In any event, Treasurer Cahill's idea is interesting, fresh and appreciated. Maybe he does have some good ideas after all, in addition to his constant bickering with the Governor. However, Cahill needs to work better with the administration and Beacon Hill on state policy in the future, because it's clear that both camps are unwilling to work with each other. Solutions come when politicians and constituents work like a pack with a common goal, not when the political elite acts like cats with sharp claws, ready to thrust and hiss at any to come near. When that happens, good ideas go no where.

2 comments:

Anonymous said...

Ryan,
Even before Treasurer Cahill had endorsed the concept of standardized design the MSBA has been promulgating rules and regs that prohibit state financial participation in what have been called educational frills. Their current rules and regs would not allow state financial participation in swimming pools or ice rinks. Additionally they have promulgated size and cost standards for design that do not allow for deviation (with MSBA financial participation). Their point to the locals has been that you may design and build what you want, but we will only pay for a percentage of "approved design and construction". So your idea of not putting in a ban on extra construction but rather a hard cap has already been implemented.

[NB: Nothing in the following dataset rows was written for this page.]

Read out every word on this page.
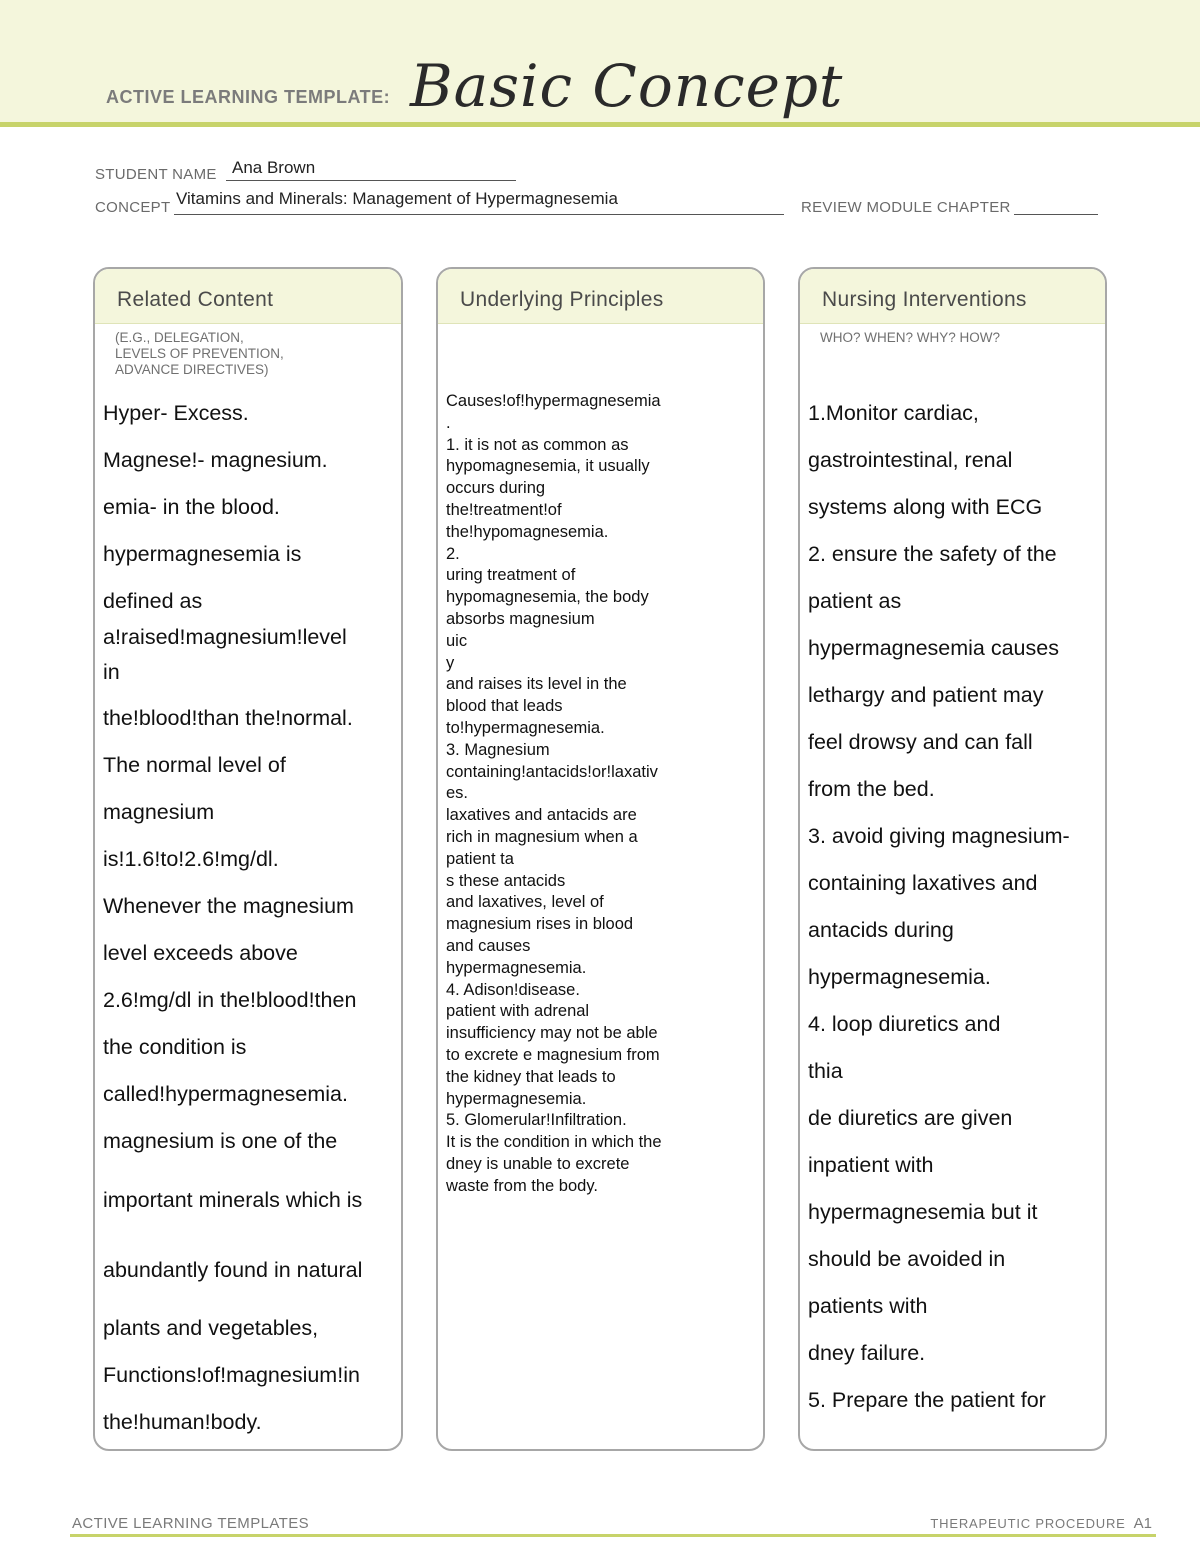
ACTIVE LEARNING TEMPLATE: Basic Concept
STUDENT NAME Ana Brown
CONCEPT Vitamins and Minerals: Management of Hypermagnesemia	REVIEW MODULE CHAPTER
Related Content
(E.G., DELEGATION,
LEVELS OF PREVENTION,
ADVANCE DIRECTIVES)
Hyper- Excess.
Magnese!- magnesium.
emia- in the blood.
hypermagnesemia is
defined as
a!raised!magnesium!level
in
the!blood!than the!normal.
The normal level of
magnesium
is!1.6!to!2.6!mg/dl.
Whenever the magnesium
level exceeds above
2.6!mg/dl in the!blood!then
the condition is
called!hypermagnesemia.
magnesium is one of the
important minerals which is
abundantly found in natural
plants and vegetables,
Functions!of!magnesium!in
the!human!body.
Underlying Principles
Causes!of!hypermagnesemia
.
1. it is not as common as
hypomagnesemia, it usually
occurs during
the!treatment!of
the!hypomagnesemia.
2.
uring treatment of
hypomagnesemia, the body
absorbs magnesium
uic
y
and raises its level in the
blood that leads
to!hypermagnesemia.
3. Magnesium
containing!antacids!or!laxativ
es.
laxatives and antacids are
rich in magnesium when a
patient ta
s these antacids
and laxatives, level of
magnesium rises in blood
and causes
hypermagnesemia.
4. Adison!disease.
patient with adrenal
insufficiency may not be able
to excrete e magnesium from
the kidney that leads to
hypermagnesemia.
5. Glomerular!Infiltration.
It is the condition in which the
dney is unable to excrete
waste from the body.
Nursing Interventions
WHO? WHEN? WHY? HOW?
1.Monitor cardiac,
gastrointestinal, renal
systems along with ECG
2. ensure the safety of the
patient as
hypermagnesemia causes
lethargy and patient may
feel drowsy and can fall
from the bed.
3. avoid giving magnesium-
containing laxatives and
antacids during
hypermagnesemia.
4. loop diuretics and
thia
de diuretics are given
inpatient with
hypermagnesemia but it
should be avoided in
patients with
dney failure.
5. Prepare the patient for
ACTIVE LEARNING TEMPLATES	THERAPEUTIC PROCEDURE A1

The Newton North project has a hard cap of $44.5 million of MSBA financial participation. They were allowed to design and build what they wanted, and the taxpayers of Newton will be left to pick up an expense of about $160 million. Good luck to them.

As far as the idea of standardized design one of the major expenses involved in school building is design. If we have an agreed upon design that can be used in fifty percent of the projects we as a state will save hundreds of millions of dollars. Since the MSBA is limited by law to 20 percent of sales tax revenue every dollar saved means that more projects can be done. In year one (2007) of the lifting of the moratorium on school building assistance the MSBA was inundated with school building requests, many of which have to be deferred because of the financial constraints on the MSBA.

Finally I like your idea on incentives. The MSBA already utilizes a system of financial incentives that allow a community to get additional MSBA financing for the utilization of certain building practices, such as "green building". The MSBA awards financing points to localities for the inclusion of such preferred practices which drive up the total percentage of project cost to be borne by the MSBA.

As a local official I applaud the Treasurer not just for this proposal but for his stewardship of the MSBA, which was designed literally from scratch. He has taken a lot of pushback from the locals over some of his ideas, but has held pretty firm. He certainly will reap some political benefit as he looks to higher office.

Bill Manzi
Mayor
City of Methuen

Ryan Adams said...

I'm glad to hear it - I half thought that would be the case. That said, Cahill's plans would alter that, because none of those things could even be added to the building at a city or town's expense. Adding another building, and another project, can add up to higher costs, especially if they're done at seperate times.

Having state designs at the ready will definitely decrease costs; that's not in question. What is in question are the incentives & penalties we use to get towns to comply. The very fact that they'll be cheaper will mean towns will tend to go with them, anyway, without threatening to pull all funding if they don't go with the plans to the T. Or maybe among the options, we should include plans that have some of the frills (Field House, pool, rink, etc.), with the understanding that the state still won't reimburse towns for them.

Thanks for your comments, Bill. They're much appreciated and certainly add to my knowledge on this issue.